An unnamed reviewer in the Toronto Daily Star of 12 March 1949 wrote: "Chief Inspector Taverner of Scotland Yard was as brilliant as usual but barking up the wrong tree – as Agatha Christie demonstrates in a surprise ending which introduces a novel idea in murder mystery."

Robert Barnard: "'Pure pleasure' was how the author described the writing of this, which was long planned, and remained one of her favourites. As the title implies, this is a family murder – and a very odd family indeed. The solution, one of the classic ones, was anticipated (but much less effectively) in Margery Allingham's 'prentice work The White Cottage Mystery."

In the "Binge!" article of Entertainment Weekly Issue #1343-44 (26 December 2014–3 January 2015), the writers picked Crooked House as an "EW favorite" on the list of the "Nine Great Christie Novels".

==Film, TV or theatrical adaptations==
The novel was adapted for BBC Radio 4 in four weekly 30-minute episodes which began broadcasting on 29 February 2008. It starred Rory Kinnear (Charles Hayward), Anna Maxwell Martin (Sophia Leonides), and Phil Davis (Chief Insp. Taverner). The radio play was dramatised by Joy Wilkinson and directed by Sam Hoyle. It was subsequently issued on CD. This version removed the character of Eustace.

In 2011, US filmmaker Neil LaBute announced that he would be directing a feature film version, for 2012, of the novel with a script by Julian Fellowes. On 15 May 2011, Gemma Arterton, Matthew Goode, Gabriel Byrne and Dame Julie Andrews were announced to lead the cast.
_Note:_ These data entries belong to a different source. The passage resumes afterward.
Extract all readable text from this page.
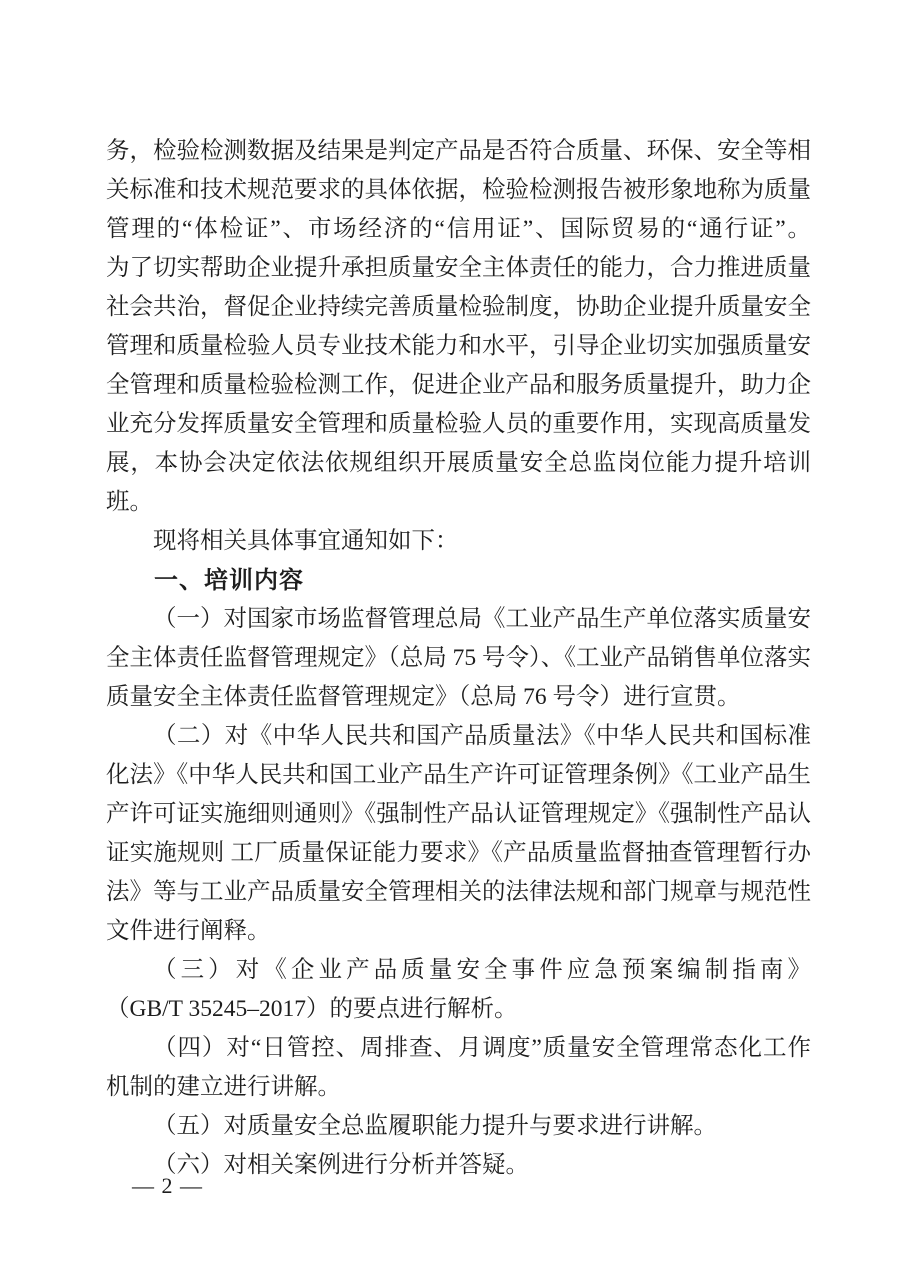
务，检验检测数据及结果是判定产品是否符合质量、环保、安全等相
关标准和技术规范要求的具体依据，检验检测报告被形象地称为质量
管理的“体检证”、市场经济的“信用证”、国际贸易的“通行证”。
为了切实帮助企业提升承担质量安全主体责任的能力，合力推进质量
社会共治，督促企业持续完善质量检验制度，协助企业提升质量安全
管理和质量检验人员专业技术能力和水平，引导企业切实加强质量安
全管理和质量检验检测工作，促进企业产品和服务质量提升，助力企
业充分发挥质量安全管理和质量检验人员的重要作用，实现高质量发
展，本协会决定依法依规组织开展质量安全总监岗位能力提升培训
班。
现将相关具体事宜通知如下：
一、培训内容
（一）对国家市场监督管理总局《工业产品生产单位落实质量安
全主体责任监督管理规定》（总局 75 号令）、《工业产品销售单位落实
质量安全主体责任监督管理规定》（总局 76 号令）进行宣贯。
（二）对《中华人民共和国产品质量法》《中华人民共和国标准
化法》《中华人民共和国工业产品生产许可证管理条例》《工业产品生
产许可证实施细则通则》《强制性产品认证管理规定》《强制性产品认
证实施规则 工厂质量保证能力要求》《产品质量监督抽查管理暂行办
法》等与工业产品质量安全管理相关的法律法规和部门规章与规范性
文件进行阐释。
（三）对《企业产品质量安全事件应急预案编制指南》
（GB/T 35245–2017）的要点进行解析。
（四）对“日管控、周排查、月调度”质量安全管理常态化工作
机制的建立进行讲解。
（五）对质量安全总监履职能力提升与要求进行讲解。
（六）对相关案例进行分析并答疑。
— 2 —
In a report issued on 10 June 2012, Sony Pictures Worldwide Acquisitions acquired all rights in the US, Canada and internationally for the film, which could help secure it a lucrative release, though the cast and creative team had changed.

The film, directed by Gilles Paquet-Brenner and starring Christina Hendricks, Gillian Anderson, Max Irons, Glenn Close, Julian Sands, Terence Stamp, Stefanie Martini and Christian McKay, was released digitally on 21 November 2017 and first broadcast on Channel 5 on 17 December 2017. On 22 December 2017, it received a modest (16 theatres) theatrical release in the U.S. via Vertical Entertainment.

==Publication history==
- 1949, Dodd Mead and Company (New York), March 1949, Hardback, 211 pp
- 1949, Collins Crime Club (London), 23 May 1949, Hardback, 192 pp
- 1951, Pocket Books (New York), Paperback, (Pocket #753), 200 pp
- 1953, Penguin Books, Paperback, (Penguin #925), 191 pp
- 1959, Fontana Books (Imprint of HarperCollins), Paperback, 191 pp
- 1967, Greenway collected works (William Collins), Hardcover, 223 pp
- 1967, Greenway collected works (Dodd Mead), Hardcover, 223 pp
- 1978 Omniprose collected works with Passenger to Frankfurt, Hardcover, 472 pp, ISBN 0921111096
- 1991, Ulverscroft Large-print Edition, Hardcover, ISBN 0-7089-2419-0

A condensed version of the novel was first published in the US in Cosmopolitan magazine in the issue for October 1948 (Volume 125, Number 4) with an illustration by Grushkin.

In the UK the novel was first serialised in the weekly magazine John Bull in seven abridged instalments from 23 April (Volume 85, Number 2234) to 4 June 1949 (Volume 85, Number 2240) with illustrations by Alfred Sindall.